Tuesday, October 26, 2004

While not sleeping last week I read Eleni Sikelianos' The California Poem. Beautiful, utopian, love poem to California. I'm interested in what gets in to the book and what does not show up. And also wondering how it might be different if Eleni had been living in California recently. Not much about dot com and everything else that has spawned the age of Arnold. Not that much about politics really. And not much about California's complicated identity politics (although these show up at moments). Just a lot of nostalgic love.
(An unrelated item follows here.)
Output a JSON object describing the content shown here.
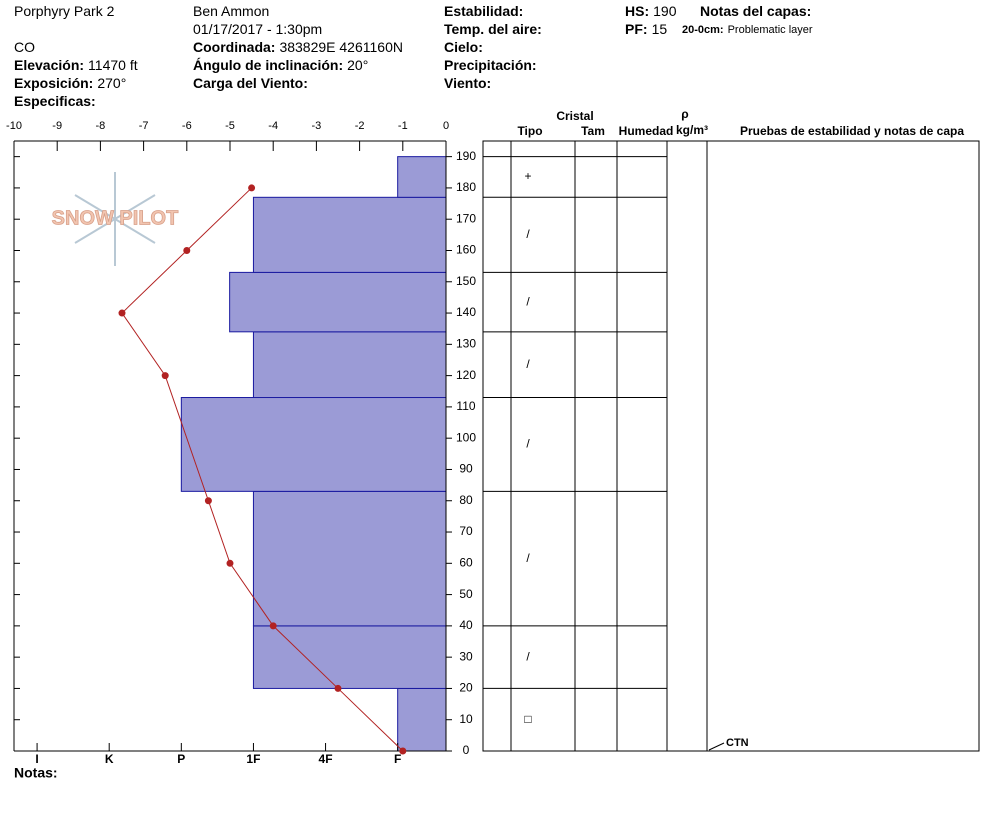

Here is how it ends:

California keep
on, beneficent
as the sun and sea, I ask you leave
to roll on the first inch

of its shady territory; I believe a hundred dollars
and a year would support me in California
The rest I would pluck from the avocado & lemon tree & the sea

where there is no heavy snow but it is "raining behind my back . . . [and] your rain
will be my rain," in the discovery of apposites that are not bicoastal

California utterly more sky of the looking everything in the mouth of tidelines
the tip of the snail's horn caught in the eye & ice plant poppy bright by the highway deeps

of bituminous, "how do I notice
while being Am, am reading rocks
nothing and riding the surface" my arm rising
out of the dead ring
with rain
over the
veering.
Earth.


At moments it is too much: "California / gives sqwoosky kisses one by one." But in general just a really sweet book. I adore it. Can there be too much love of place?